Josie smiled and waved the note in front of Crystal's nose. Glaring, Crystal snatched it.

"Just look at her," Crystal continued. "Sitting there putting on lipstick while that baby smears ice cream all over itself."

Casually, Josie turned her head. She started to remark that Darleen would look better herself, smeared with a little cherry vanilla. The glint of the gold case on the tube of lipstick stopped her.

"Now, isn't that funny," she murmured.

"What?"

"Nothing. I'll be right back, Crystal." Josie rose, and trailing a finger over the back of the booths, strolled up to Darleen. "Hey, Darleen. This baby of yours sure is getting big."

"He's eight months now." Surprised and flattered that Josie had come over, Darleen set the lipstick aside to wipe ineffectually at Scooter's face with a paper napkin. Infuriated by the interruption, he howled. Josie eyed the lipstick case while Darleen and the baby fussed at each other.

It wasn't a mistake, she thought. No indeedy. She'd bought that lipstick in Jackson, at the Elizabeth Arden counter. That gold case had caught her eye, and that particular shade of red.

Hers was missing, too. And had been since… since the night she'd gotten plowed-in more ways than one-in the embalming room of Palmer's with Teddy Rubenstein. She'd come home, Josie remembered, and had dropped her purse getting out of the car. Everything had spilled out.

And the next day Tucker had wrecked his car because somebody'd poked holes in some lines.

"That's a pretty lipstick you've got there, Darleen. Looks good on you."

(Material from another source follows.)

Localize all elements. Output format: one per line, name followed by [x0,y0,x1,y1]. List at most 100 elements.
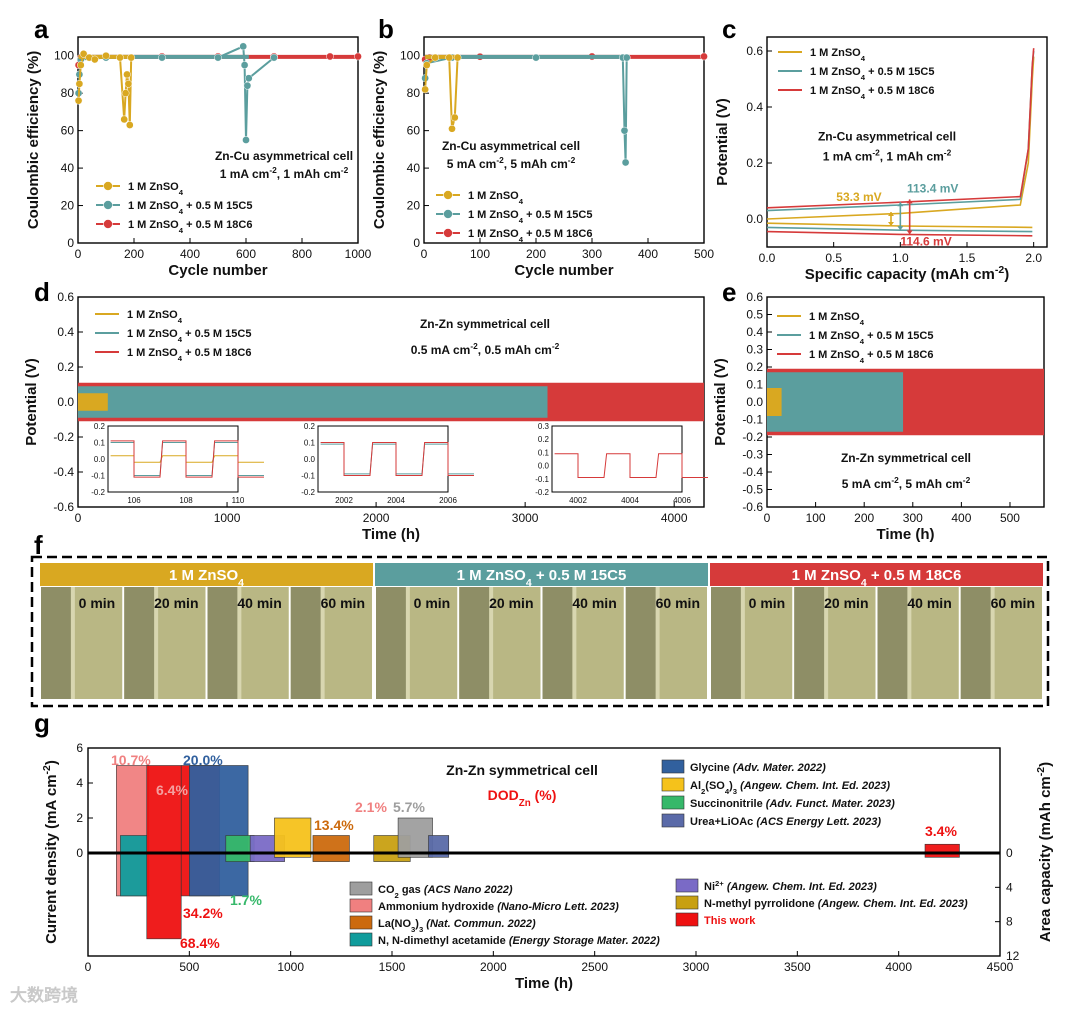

Josie's eyes had taken on a hard, hunting edge, but Darleen heard only the compliment. "Red lipstick's sexy, I think. A man likes to see a woman's lips coming."

"I like red myself, and I never saw that shade before. Where'd you get it?"

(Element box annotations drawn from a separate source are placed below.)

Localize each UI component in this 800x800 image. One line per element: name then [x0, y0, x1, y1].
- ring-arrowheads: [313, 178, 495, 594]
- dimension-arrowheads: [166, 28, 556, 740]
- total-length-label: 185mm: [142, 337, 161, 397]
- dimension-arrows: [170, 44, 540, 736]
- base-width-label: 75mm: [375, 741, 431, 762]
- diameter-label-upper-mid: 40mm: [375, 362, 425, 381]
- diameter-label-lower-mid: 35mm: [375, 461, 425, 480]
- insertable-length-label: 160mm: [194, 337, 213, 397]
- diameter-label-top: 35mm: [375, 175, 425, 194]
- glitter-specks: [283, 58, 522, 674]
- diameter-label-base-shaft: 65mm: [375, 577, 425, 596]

"Oh." Darleen flushed a little, but was flattered enough to pick up the case and turn it around in the light. "It was a present."

Josie's grin was fiercely jovial. "My, I do love presents. Don't you?"

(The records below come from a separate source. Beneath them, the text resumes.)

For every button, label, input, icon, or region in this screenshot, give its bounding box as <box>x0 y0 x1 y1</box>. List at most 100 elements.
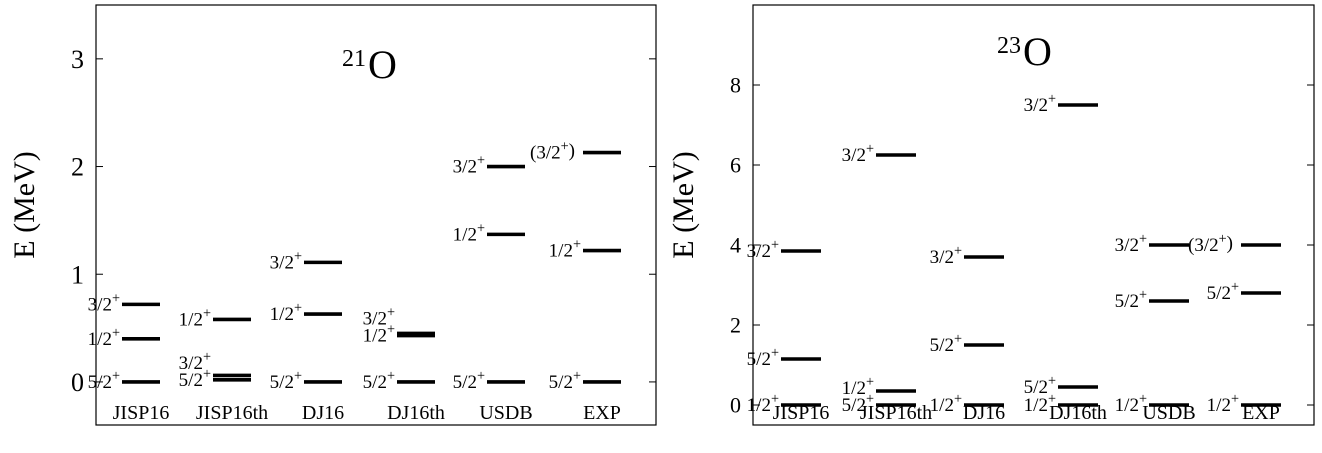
level-spin-label: 1/2+ <box>453 220 485 245</box>
title-mass-number: 21 <box>342 46 366 72</box>
spin-value: 3/2 <box>1024 95 1048 116</box>
parity-superscript: + <box>1139 231 1147 247</box>
parity-superscript: + <box>294 248 302 264</box>
category-label: USDB <box>1142 402 1195 424</box>
parity-superscript: + <box>1231 391 1239 407</box>
y-axis-label: E (MeV) <box>667 151 700 258</box>
spin-suffix: ) <box>569 141 575 162</box>
y-tick-label: 3 <box>71 45 84 74</box>
parity-superscript: + <box>1048 91 1056 107</box>
level-spin-label: 5/2+ <box>747 345 779 370</box>
spin-value: 5/2 <box>1115 291 1139 312</box>
spin-value: 3/2 <box>747 241 771 262</box>
spin-value: 3/2 <box>842 145 866 166</box>
spin-value: 1/2 <box>842 378 866 399</box>
spin-value: 3/2 <box>88 294 112 315</box>
category-label: EXP <box>1242 402 1280 424</box>
spin-value: 1/2 <box>549 241 573 262</box>
spin-value: 5/2 <box>930 335 954 356</box>
title-element: O <box>368 42 397 87</box>
category-label: DJ16 <box>302 402 344 424</box>
parity-superscript: + <box>112 325 120 341</box>
category-label: USDB <box>479 402 532 424</box>
parity-superscript: + <box>477 153 485 169</box>
spin-value: 3/2 <box>363 309 387 330</box>
level-spin-label: 1/2+ <box>1024 391 1056 416</box>
spin-value: 3/2 <box>1115 235 1139 256</box>
parity-superscript: + <box>294 368 302 384</box>
level-spin-label: 3/2+ <box>270 248 302 273</box>
level-spin-label: 1/2+ <box>363 322 395 347</box>
level-spin-label: 5/2+ <box>363 368 395 393</box>
o21-panel: 0 1 2 3 E (MeV) 21 O JISP16 JISP16th DJ16 DJ16th US… <box>8 4 657 426</box>
spin-value: 5/2 <box>1207 283 1231 304</box>
spin-value: 5/2 <box>88 372 112 393</box>
spin-value: 1/2 <box>179 309 203 330</box>
parity-superscript: + <box>573 237 581 253</box>
level-spin-label: 5/2+ <box>842 391 874 416</box>
level-spin-label: (3/2+) <box>530 139 575 164</box>
level-spin-label: 5/2+ <box>453 368 485 393</box>
y-tick-label: 4 <box>730 233 741 258</box>
category-label: DJ16th <box>387 402 445 424</box>
level-spin-label: 5/2+ <box>549 368 581 393</box>
level-spin-label: 1/2+ <box>270 300 302 325</box>
y-tick-label: 0 <box>730 393 741 418</box>
spin-value: 5/2 <box>179 370 203 391</box>
parity-superscript: + <box>112 290 120 306</box>
parity-superscript: + <box>573 368 581 384</box>
level-spin-label: 5/2+ <box>270 368 302 393</box>
spin-value: 5/2 <box>747 349 771 370</box>
level-spin-label: 5/2+ <box>1207 279 1239 304</box>
parity-superscript: + <box>866 391 874 407</box>
level-spin-label: 3/2+ <box>88 290 120 315</box>
level-spin-label: 3/2+ <box>842 141 874 166</box>
y-tick-label: 6 <box>730 153 741 178</box>
level-spin-label: (3/2+) <box>1188 231 1233 256</box>
level-spin-label: 1/2+ <box>549 237 581 262</box>
category-label: JISP16th <box>196 402 268 424</box>
parity-superscript: + <box>387 305 395 321</box>
plot-frame <box>752 4 1315 426</box>
parity-superscript: + <box>1219 231 1227 247</box>
parity-superscript: + <box>1048 391 1056 407</box>
title-mass-number: 23 <box>997 33 1021 59</box>
parity-superscript: + <box>387 368 395 384</box>
parity-superscript: + <box>954 243 962 259</box>
o23-panel: 0 2 4 6 8 E (MeV) 23 O JISP16 JISP16th DJ16 DJ16th U… <box>667 4 1315 426</box>
spin-value: 5/2 <box>363 372 387 393</box>
spin-suffix: ) <box>1227 233 1233 254</box>
spin-value: (3/2 <box>530 143 561 164</box>
spin-value: 1/2 <box>88 329 112 350</box>
parity-superscript: + <box>294 300 302 316</box>
level-spin-label: 5/2+ <box>88 368 120 393</box>
spin-value: 3/2 <box>179 353 203 374</box>
plot-frame <box>95 4 657 426</box>
level-spin-label: 1/2+ <box>747 391 779 416</box>
parity-superscript: + <box>1139 391 1147 407</box>
parity-superscript: + <box>1139 287 1147 303</box>
parity-superscript: + <box>771 345 779 361</box>
category-label: JISP16th <box>860 402 932 424</box>
level-spin-label: 3/2+ <box>747 237 779 262</box>
level-spin-label: 3/2+ <box>453 153 485 178</box>
level-spin-label: 1/2+ <box>930 391 962 416</box>
spin-value: 1/2 <box>453 224 477 245</box>
parity-superscript: + <box>387 322 395 338</box>
spin-value: 5/2 <box>842 395 866 416</box>
level-spin-label: 1/2+ <box>1115 391 1147 416</box>
level-spin-label: 3/2+ <box>1024 91 1056 116</box>
level-spin-label: 5/2+ <box>179 366 211 391</box>
category-label: EXP <box>583 402 621 424</box>
category-label: DJ16 <box>963 402 1005 424</box>
parity-superscript: + <box>112 368 120 384</box>
parity-superscript: + <box>477 368 485 384</box>
spin-value: 1/2 <box>270 304 294 325</box>
level-spin-label: 3/2+ <box>179 349 211 374</box>
parity-superscript: + <box>771 391 779 407</box>
spin-value: 3/2 <box>270 252 294 273</box>
level-spin-label: 3/2+ <box>1115 231 1147 256</box>
spin-value: 1/2 <box>747 395 771 416</box>
spin-value: 1/2 <box>1207 395 1231 416</box>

She turned without waiting for an answer and strode out past a baffled Crystal.

Fifteen minutes later Tucker, who was resting after three hard-fought games of Parcheesi, had his peace disturbed when Josie shook him awake and poured out her story.

Blinking against the last slants of sunlight, he tried to get his mushy brain around it.

"Just slow down, Jose, for chrissake. I'm not even awake yet."

"Then wake up, goddammit." She gave him a shove that nearly tilted him out of the hammock. "I'm telling you Billy T. Bonny's the one who messed with your car, and I want to know what you're going to do about it."

"You're telling me he used lipstick to poke holes in my hydraulic and brake lines?"

"No, you peabrain." She took a breath and went through the whole business again.

"Honey, just because Darleen had the same color lipstick as you-"

"Tucker." Patience wasn't one of Josie's virtues, and she punched him, hard. "A woman knows her own lipstick when she sees it."

He rubbed his arm, willing to concede the point. "You could've dropped it anyplace."

"I did not drop it anyplace, I dropped it right over there in the drive. I used it the night I went out with Teddy, and I didn't have it the next morning. Or my mother-of-pearl fold-up mirror either." Fury flared in her eyes. "The bitch's probably got that, too."

With a sigh, Tucker rose. It wasn't likely he'd be able to get in another nap. He wasn't mad yet, only because it all seemed a little farfetched.